Commented by fanseab at 2011-08-02 22:34 x
naoggioさん、海外遠征や旅行でもプランニングの段階が一番楽しいですね。その後はただただ計画に従って実行するだけですから。蝶探索の場合は天候、地形が様々ですから「外れ」が多いです。逆に「当たり籤」を引いた時の喜びも大きいです。ご指摘の通り、キリシマはサイズが大きいので、遠距離から観察しても本当に見応えがあって、この時期になると、他のシジミをさておいて、見たくなるのです。一番暑い時期に暑さを忘れる爽快感が味わえるからですl。
Commented by fanseab at 2011-08-02 22:37 x
himeooさん、確かにキリシマは比較的楽に観察できますけど、止まる位置が高くて遠いので、撮影は難儀します。よほど、飛翔撮影の方が楽かもしれません。それと彼らの生息する場所が渓谷沿いで、いつも足場が安定しないので、余計撮影の障害になるのです。
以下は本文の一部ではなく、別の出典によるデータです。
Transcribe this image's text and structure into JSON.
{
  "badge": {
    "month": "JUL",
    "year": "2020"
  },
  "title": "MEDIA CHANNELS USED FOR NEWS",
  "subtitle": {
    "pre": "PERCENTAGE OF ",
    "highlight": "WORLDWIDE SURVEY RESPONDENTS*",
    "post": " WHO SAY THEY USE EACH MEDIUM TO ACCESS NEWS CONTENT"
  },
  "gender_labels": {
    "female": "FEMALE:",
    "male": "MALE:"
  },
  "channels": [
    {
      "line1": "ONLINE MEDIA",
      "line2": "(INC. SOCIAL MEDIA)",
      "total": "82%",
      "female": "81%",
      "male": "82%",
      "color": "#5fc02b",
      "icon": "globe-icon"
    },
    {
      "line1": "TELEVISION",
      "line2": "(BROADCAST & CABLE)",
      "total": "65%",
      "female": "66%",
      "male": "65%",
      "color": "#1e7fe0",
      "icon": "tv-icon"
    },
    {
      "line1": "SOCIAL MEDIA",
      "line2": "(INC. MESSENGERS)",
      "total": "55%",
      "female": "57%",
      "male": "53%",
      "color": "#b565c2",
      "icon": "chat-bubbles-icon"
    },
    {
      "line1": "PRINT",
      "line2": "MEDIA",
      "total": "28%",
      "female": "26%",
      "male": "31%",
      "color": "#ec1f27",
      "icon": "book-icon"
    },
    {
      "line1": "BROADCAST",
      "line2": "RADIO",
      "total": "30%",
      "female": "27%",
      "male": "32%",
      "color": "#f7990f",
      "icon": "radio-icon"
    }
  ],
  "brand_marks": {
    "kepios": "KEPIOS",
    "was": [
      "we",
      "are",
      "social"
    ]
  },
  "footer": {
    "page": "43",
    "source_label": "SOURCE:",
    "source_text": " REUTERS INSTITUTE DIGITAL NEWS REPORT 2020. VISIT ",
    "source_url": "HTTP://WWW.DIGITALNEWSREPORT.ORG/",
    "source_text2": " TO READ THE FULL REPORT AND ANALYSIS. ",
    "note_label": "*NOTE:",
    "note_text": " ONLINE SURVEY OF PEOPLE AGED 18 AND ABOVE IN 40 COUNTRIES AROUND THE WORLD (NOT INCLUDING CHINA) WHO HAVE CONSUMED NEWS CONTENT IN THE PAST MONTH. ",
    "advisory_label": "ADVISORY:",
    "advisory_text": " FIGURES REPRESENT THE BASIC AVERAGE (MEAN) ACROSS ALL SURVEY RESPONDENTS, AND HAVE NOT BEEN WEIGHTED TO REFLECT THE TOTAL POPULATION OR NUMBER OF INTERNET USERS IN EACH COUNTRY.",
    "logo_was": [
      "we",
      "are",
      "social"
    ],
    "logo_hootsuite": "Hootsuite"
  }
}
Commented by grassmonblue at 2011-08-03 20:02 x
1/25000地図と衛星画像を睨みながら、候補地点を絞り込んでいかれるとは、まさに驚きです。チョウ探索の醍醐味きわまれりという御心境でしょう。その時に撮影カットのイメージもわいておられるだらうと思うと感服します。
難しいキリシマ撮影の成果も格別のものと拝察します。
もっと若かったら弟子入りしたい気分ですが、機会があればまた御指導ください。
Commented by fanseab at 2011-08-03 21:48 x
grassmonblueさん、昔は衛星画像がネットで公開されている訳でもなく、地形図を書店で購入してアレコレ妄想を巡らしておりました。それに比べれば現在は、地図も衛星画像もネットで検索参照可能なので、かなり探索が効率的になりました。それでももちろん「外れ」が殆どですよ。今回は偶々成果が上がったので記事にしましたが・・・。
<もっと若かったら弟子入りしたい気分・・・
とんでもございません。衛星画像の観察方法とかはどこかでお話できると思いますが。。。